Sunday, April 17, 2011
Fourteenth Blackbird
Leaning over the newspaper
this morning, reading a piece by a local
writer on spring, I was startled to find
a reference to a poem, the one
about blackbirds. Just two lines
pulled from the poem’s long, lyrical list,
The river is moving
The blackbird must be flying
missing the rhythmic connections
one makes while reading the thirteen ways
of looking, missing too, you might say,
the underlying impact, and yet,
I can see him at his desk, googling
“blackbirds” looking out the window
of the bright newsroom, down
on the narrow, winding river
with its scrawny willows, listening
for the clean, thin whistle of the redwing.
Mary Wehner is the author of …or the opposite, a letterpress chapbook edition by Red Hydra Press in Tuscaloosa, Alabama.
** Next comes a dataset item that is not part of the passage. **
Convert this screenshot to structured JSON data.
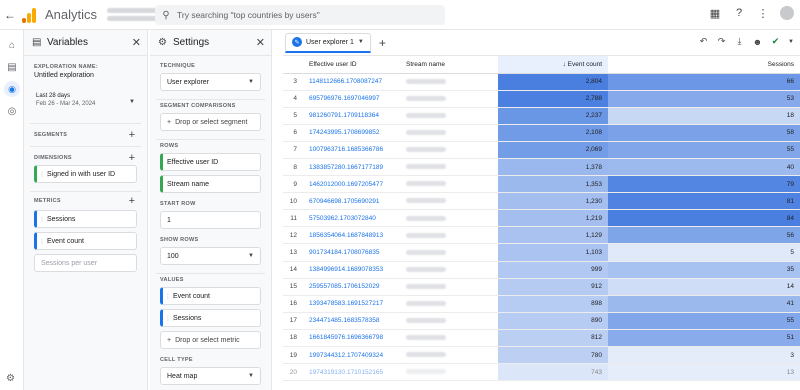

Her poems have appeared in Southern Indiana Review, Red River Review, Wisconsin Trails, and other literary publications. Her poem “Broken Shells at Dusk” was published as a lithograph in collaboration with Cuban artist Polyanna Fernndez Fernndez. She is a founding member of The Foot of the Lake Poetry Collective.



Loved your poem! thinking and imagery combined, very evocative.
What a perfect take on Stevens and the way he was probably motivated by that blackbird! A lovely image. Great sounds, too.
Very nice, as usual. Very evocative.